Shareholder’s signature (Notes e, f, g and h)

Notes:

(a) Full name(s) and address(es) as shown in the register of members of the Company are to be inserted in BLOCK CAPITALS. The name of all joint holders should be stated. (b) Please insert the number of shares registered in your name(s). If no number is inserted, this form of proxy will be deemed to relate to all the shares in the issued share capital of the Company registered in your name(s).

  • (c) A proxy need not be a member of the Company but must attend the Meeting in person to represent you. If you wish to appoint another person other than the Chairman of the Meeting as your proxy, please delete the words “THE CHAIRMAN OF THE MEETING or” and insert the name and address of the person appointed as your proxy in the space provided.

  • (d) If this form returned is duly signed but without specific direction on any of the proposed resolutions, the proxy will vote or abstain at his/her discretion in respect of all resolutions; or if in respect of a particular proposed resolution there is no specific direction, the proxy will, in relation to that particular proposed resolution, vote or abstain at his/her discretion. A proxy will also be entitled to vote at his/her discretion on any resolution properly put to the Meeting other than those set out in the notice convening the Meeting.

  • (e) In the case of a joint holding, this form of proxy may be signed by any joint holder, but if more than one joint holder is present at the Meeting, whether in person or by proxy, that one of the joint holders whose name stands first on the register of members in respect of the relevant joint holding shall alone be entitled to vote in respect thereof.

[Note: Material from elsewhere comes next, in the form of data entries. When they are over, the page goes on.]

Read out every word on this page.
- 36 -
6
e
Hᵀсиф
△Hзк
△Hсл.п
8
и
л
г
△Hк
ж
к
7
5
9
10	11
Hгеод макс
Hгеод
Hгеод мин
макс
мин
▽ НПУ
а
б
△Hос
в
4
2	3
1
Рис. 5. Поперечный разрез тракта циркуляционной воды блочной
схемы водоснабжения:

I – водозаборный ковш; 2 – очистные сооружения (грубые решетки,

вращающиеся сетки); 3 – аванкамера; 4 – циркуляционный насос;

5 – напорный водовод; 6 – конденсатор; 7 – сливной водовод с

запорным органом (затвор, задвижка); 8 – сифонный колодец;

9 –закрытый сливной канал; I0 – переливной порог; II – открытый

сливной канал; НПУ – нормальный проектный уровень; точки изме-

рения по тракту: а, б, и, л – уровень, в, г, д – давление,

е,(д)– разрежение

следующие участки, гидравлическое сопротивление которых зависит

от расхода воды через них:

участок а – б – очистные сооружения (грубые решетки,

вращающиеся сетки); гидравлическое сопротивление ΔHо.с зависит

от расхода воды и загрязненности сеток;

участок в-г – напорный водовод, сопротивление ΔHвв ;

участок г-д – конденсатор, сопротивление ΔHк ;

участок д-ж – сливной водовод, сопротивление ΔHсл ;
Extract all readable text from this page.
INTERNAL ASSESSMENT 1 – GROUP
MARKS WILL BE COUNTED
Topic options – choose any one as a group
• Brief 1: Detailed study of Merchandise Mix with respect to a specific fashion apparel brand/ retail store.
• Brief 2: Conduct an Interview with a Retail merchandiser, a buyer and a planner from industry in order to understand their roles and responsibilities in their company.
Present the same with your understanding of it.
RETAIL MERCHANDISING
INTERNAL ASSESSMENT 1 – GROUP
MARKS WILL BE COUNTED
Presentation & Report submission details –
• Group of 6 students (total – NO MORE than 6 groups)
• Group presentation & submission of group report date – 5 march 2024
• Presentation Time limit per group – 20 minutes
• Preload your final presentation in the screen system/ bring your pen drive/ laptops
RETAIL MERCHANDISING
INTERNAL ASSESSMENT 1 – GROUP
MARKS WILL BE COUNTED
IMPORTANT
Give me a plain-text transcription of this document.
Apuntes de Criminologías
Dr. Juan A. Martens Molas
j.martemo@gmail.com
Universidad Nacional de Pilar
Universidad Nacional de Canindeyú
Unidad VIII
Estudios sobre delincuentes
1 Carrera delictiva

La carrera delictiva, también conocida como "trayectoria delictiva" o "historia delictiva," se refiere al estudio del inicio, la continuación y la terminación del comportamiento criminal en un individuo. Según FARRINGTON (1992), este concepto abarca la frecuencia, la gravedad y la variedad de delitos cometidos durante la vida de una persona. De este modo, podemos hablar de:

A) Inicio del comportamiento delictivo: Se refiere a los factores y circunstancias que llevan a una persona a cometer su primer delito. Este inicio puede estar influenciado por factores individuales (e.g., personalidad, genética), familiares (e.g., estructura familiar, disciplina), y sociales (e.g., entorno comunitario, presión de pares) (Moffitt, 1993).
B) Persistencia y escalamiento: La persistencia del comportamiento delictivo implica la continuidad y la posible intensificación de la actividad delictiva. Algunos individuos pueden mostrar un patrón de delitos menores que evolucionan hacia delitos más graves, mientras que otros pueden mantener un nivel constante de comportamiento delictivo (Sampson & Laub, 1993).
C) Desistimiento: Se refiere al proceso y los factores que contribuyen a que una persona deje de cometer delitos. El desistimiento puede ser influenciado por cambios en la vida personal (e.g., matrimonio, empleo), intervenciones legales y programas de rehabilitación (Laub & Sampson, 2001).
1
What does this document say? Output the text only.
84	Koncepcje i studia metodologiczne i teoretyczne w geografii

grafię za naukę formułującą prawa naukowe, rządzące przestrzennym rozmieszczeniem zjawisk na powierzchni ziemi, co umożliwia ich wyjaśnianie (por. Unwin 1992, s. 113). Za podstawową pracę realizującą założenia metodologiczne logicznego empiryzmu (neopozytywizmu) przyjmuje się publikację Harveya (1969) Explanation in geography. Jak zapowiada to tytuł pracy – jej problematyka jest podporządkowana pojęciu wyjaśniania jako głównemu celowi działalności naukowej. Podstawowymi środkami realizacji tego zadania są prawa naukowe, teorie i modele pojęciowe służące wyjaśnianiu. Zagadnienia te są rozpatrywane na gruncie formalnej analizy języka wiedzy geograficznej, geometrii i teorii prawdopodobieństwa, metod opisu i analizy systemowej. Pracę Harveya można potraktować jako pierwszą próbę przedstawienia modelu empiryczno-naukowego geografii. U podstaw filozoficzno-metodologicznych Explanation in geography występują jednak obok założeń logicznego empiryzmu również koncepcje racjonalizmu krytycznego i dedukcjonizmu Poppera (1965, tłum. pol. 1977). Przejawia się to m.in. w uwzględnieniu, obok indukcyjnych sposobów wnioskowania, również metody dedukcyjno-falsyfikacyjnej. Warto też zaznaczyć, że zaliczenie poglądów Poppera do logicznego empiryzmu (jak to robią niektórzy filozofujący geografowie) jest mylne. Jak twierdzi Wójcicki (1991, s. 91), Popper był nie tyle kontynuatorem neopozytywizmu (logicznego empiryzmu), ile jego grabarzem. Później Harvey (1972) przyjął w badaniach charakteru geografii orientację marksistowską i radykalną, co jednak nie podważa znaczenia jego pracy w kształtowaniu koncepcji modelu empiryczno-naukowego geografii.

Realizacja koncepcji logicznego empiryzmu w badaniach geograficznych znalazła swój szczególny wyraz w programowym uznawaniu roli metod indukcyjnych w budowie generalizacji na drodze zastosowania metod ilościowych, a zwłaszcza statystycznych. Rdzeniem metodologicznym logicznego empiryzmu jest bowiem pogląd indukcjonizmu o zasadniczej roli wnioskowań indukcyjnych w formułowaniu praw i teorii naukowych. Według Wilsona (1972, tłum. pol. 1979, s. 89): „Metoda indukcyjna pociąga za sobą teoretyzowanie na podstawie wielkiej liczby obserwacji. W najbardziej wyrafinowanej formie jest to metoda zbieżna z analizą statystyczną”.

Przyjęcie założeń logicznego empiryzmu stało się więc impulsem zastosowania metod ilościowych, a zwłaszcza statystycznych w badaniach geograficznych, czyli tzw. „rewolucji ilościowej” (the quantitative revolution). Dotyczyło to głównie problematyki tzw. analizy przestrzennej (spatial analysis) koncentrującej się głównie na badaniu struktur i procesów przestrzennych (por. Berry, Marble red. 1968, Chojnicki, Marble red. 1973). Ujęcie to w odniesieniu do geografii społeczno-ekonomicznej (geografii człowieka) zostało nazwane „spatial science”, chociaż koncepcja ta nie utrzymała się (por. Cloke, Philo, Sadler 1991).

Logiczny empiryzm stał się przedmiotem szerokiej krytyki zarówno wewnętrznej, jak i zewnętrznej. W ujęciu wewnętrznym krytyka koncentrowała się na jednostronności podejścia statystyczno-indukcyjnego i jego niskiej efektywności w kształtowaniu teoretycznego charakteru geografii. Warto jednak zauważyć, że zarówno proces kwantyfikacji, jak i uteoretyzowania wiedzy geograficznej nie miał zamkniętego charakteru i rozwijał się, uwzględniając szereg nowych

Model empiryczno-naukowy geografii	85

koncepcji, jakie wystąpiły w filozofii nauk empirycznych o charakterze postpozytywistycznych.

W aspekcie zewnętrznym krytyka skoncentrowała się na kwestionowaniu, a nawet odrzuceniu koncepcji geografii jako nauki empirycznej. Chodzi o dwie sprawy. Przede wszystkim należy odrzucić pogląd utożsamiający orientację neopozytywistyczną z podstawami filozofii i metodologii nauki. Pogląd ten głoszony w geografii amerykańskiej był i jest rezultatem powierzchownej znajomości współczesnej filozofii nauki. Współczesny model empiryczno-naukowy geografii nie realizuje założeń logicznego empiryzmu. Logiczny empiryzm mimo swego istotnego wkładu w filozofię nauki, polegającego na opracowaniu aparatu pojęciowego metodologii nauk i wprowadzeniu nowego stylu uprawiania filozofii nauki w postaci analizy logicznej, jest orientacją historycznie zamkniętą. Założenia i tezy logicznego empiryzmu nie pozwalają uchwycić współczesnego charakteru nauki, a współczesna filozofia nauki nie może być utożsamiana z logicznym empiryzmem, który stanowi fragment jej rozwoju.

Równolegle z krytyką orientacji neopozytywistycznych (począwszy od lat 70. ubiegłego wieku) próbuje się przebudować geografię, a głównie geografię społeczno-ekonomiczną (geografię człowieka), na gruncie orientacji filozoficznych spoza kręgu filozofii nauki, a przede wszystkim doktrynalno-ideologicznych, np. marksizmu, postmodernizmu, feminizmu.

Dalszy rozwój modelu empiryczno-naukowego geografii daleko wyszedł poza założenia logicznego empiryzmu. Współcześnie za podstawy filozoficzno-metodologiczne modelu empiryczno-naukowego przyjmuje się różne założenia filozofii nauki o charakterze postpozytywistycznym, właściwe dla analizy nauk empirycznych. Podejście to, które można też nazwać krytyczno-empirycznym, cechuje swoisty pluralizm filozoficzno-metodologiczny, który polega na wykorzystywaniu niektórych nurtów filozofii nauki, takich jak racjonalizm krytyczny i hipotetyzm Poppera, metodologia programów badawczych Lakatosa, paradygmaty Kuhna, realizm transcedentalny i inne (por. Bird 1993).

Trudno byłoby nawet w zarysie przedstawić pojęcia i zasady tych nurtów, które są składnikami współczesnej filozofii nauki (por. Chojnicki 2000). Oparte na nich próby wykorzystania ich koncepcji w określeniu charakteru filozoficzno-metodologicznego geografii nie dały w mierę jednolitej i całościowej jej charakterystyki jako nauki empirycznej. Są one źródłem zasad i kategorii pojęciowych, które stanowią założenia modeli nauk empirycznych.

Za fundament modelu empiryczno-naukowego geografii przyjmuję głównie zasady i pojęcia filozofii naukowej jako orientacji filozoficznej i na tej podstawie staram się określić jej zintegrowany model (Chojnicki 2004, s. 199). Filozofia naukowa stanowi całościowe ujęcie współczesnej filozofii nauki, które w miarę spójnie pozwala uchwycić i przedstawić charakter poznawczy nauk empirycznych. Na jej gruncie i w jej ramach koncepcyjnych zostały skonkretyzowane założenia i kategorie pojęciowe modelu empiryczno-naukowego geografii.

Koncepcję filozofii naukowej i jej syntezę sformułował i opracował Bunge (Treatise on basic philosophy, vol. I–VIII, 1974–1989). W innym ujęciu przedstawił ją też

  • (f) The form of proxy must be signed by a shareholder, or his/her attorney duly authorised in writing, or if the shareholder is a corporation, either under its common seal or under the hand of an officer or attorney so authorised.

  • (g) To be valid, this form of proxy together with any power of attorney or other authority (if any) under which it is signed or a notarially certified copy of such power or authority must be deposited at the offices of the Company’s Hong Kong branch share registrar and transfer office, Union Registrars Limited, Suites 3301–04, 33/F., Two Chinachem Exchange Square, 338 King’s Road, North Point, Hong Kong as soon as possible and in any event not later than 48 hours before the time for holding the Meeting or any adjourned meeting thereof.

  • (h) Any alteration made to this form should be initialed by the person who signed the form.

  • (i) Completion and return of this form of proxy will not preclude you from attending and voting in person at the Meeting if you so wish. If you attend and vote at the Meeting, this form of proxy will be deemed to be revoked.